Traffic light synchronization is a technique where instead of lights flipping independently they are coordinated to not stop traffic once it is moving. It increases the average time it will take to turn left onto a road, but decreases the travel time once you are moving.
Traffic loads are have gone past what Burlington's traditional 2 lane system can sanely handle. With condo development projects all over the city, tens of thousands of cars are on the way to Burlington. Many of these condo developments will be approved before the 2018 council has any say in the matter; most will get built before any breaks can be applied. The ideal time to engage proper controls and push back on this trend was years ago, now we need to play catch up to a bad situation. Despite lots of talk of getting people to use alternatives, nothing with even a small hope of making any real difference is even proposed. The major form of transportation for many of these people will still be vehicles.
The idea that thousands of millennials will magically commute back and forth to Toronto on the GO train around mobility hubs and not present significant additional traffic load does not bear out in reality.

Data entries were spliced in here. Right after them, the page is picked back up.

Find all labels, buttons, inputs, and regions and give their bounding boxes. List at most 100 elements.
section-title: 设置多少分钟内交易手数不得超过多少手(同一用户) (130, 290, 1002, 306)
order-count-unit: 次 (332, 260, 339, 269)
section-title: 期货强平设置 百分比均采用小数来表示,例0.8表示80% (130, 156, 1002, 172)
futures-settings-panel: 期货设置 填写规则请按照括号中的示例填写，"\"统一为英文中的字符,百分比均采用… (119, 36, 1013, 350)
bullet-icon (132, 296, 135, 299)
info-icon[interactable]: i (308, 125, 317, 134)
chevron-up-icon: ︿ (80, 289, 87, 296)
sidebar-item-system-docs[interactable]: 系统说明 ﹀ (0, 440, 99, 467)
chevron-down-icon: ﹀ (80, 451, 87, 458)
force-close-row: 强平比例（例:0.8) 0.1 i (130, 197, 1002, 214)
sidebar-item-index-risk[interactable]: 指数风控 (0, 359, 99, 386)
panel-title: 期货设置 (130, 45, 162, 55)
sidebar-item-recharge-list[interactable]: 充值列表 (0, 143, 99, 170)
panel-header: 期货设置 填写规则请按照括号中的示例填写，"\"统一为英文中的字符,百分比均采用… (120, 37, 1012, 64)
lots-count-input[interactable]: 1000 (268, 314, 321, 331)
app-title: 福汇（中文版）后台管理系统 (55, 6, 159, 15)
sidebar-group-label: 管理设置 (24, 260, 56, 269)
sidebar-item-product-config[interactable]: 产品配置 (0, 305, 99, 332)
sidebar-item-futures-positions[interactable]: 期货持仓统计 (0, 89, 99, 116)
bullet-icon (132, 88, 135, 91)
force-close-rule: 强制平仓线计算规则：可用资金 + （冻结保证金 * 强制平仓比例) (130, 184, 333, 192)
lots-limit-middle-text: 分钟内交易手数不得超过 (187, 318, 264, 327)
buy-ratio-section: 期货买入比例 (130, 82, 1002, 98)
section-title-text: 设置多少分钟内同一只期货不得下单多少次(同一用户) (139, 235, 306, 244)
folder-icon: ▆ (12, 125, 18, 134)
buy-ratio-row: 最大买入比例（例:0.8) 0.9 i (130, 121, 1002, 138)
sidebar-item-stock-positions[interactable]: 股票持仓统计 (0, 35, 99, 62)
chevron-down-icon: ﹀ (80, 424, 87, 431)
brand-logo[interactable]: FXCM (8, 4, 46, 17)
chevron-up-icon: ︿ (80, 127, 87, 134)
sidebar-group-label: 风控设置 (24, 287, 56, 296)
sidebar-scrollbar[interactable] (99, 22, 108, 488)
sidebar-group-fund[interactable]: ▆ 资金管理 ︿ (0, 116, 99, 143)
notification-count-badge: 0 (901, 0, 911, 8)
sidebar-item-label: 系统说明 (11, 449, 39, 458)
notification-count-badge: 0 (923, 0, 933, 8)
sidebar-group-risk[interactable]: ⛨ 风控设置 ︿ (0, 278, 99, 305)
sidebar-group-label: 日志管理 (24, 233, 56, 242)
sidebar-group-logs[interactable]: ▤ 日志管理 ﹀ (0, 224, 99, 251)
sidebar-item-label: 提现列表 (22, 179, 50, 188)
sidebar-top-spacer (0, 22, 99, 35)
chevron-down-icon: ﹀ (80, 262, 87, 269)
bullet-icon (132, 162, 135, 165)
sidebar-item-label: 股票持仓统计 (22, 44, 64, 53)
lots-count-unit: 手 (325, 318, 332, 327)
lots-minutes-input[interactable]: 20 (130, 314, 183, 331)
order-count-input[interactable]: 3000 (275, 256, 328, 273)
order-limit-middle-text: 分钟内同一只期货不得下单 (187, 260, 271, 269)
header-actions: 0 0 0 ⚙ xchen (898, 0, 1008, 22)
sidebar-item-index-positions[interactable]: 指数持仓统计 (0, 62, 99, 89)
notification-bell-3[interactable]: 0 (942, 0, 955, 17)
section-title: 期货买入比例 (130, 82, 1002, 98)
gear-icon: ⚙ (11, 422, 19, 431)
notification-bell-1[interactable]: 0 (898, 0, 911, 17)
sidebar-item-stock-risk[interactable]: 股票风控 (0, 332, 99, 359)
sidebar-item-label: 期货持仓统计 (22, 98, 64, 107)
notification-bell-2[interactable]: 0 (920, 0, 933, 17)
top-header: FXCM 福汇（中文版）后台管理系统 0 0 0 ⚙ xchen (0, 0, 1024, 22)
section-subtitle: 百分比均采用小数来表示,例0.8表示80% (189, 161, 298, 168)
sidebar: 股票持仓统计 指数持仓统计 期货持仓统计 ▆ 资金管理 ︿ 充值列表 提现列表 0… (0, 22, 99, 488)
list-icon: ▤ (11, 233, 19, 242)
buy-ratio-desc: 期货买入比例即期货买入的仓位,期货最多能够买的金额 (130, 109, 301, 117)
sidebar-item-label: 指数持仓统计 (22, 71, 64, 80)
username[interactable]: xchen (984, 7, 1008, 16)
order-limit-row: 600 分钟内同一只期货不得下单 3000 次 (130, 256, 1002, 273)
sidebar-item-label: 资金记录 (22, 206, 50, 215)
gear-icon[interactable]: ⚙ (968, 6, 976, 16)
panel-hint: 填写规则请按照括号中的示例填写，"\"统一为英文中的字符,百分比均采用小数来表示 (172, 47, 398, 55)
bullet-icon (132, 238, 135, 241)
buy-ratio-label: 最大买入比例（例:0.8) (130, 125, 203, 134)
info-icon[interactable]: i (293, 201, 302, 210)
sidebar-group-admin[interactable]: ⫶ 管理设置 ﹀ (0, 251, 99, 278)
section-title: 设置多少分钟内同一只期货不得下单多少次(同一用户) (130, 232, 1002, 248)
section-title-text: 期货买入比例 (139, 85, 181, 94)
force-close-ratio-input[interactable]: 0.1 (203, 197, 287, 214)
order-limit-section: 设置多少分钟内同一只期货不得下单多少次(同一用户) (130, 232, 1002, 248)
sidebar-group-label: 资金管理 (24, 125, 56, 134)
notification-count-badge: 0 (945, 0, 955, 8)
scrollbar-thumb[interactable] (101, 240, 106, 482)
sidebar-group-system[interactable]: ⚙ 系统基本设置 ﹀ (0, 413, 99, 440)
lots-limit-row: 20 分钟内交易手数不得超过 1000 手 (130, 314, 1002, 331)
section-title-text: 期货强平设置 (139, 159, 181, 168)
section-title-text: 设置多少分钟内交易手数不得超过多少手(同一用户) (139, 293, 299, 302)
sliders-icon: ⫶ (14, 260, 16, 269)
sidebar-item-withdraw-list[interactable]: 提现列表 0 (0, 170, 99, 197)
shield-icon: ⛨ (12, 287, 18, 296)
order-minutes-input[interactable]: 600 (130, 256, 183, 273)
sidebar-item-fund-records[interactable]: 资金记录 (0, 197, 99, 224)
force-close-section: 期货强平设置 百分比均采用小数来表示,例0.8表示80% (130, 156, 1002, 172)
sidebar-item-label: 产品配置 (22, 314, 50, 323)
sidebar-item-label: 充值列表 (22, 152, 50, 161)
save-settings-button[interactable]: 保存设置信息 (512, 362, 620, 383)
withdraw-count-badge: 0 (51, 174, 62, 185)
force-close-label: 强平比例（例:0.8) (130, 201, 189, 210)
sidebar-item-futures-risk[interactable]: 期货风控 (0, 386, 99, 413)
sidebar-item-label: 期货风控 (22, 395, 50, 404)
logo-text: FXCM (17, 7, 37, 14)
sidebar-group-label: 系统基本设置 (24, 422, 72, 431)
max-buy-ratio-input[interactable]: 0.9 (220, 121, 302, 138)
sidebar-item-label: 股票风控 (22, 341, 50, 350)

Although that may be the original intention, people will get spouses, change jobs, etc. These buildings have underground garages loaded with thousands of cars. Yes, the rate of car ownership may be less, but the total number of cars in use will grow drastically.
This leaves us with three options. Ignore the problem and use traffic congestion as a way to lower car usage by making driving as frustrating as possible as suggested by some. I think this unethical, unwise and totally unsustainable in a democracy.
Burlington could join with Halton Region and add HOV lanes to all major routes. Halton Region pays for Highway 5, Guelph Line, Brant Street and Appleby. The city of Burlington needs to pay for Plains Road / Fairview and Walkers Line. Adding these HOV lanes has long been the plan in Burlington, note the bridges over the 407 are already set up for 3 lanes of traffic. This will certainly work, but I would like to limit the population before this becomes necessary. One big advantage here is that the Bus can use the HOV lanes and will provide faster transit service without the need for expensive exotic solutions. It will create a much larger feel to the city and I would like to avoid this if possible, but we must maintain the ability to add HOV lanes if required.
The third option is then to stretch our current two-lane system with timed lights. The negative here is that the timed system could potentially start attracting users from the already overstretched highway system. Also, This is not some formula that allows you to place condos all over the city in a sky's the limit fashion. Timed light allows you to get a little more out of the existing system, but you still need to limit demand on the system or you just end up with the same mess later. For now, though this is the best solution.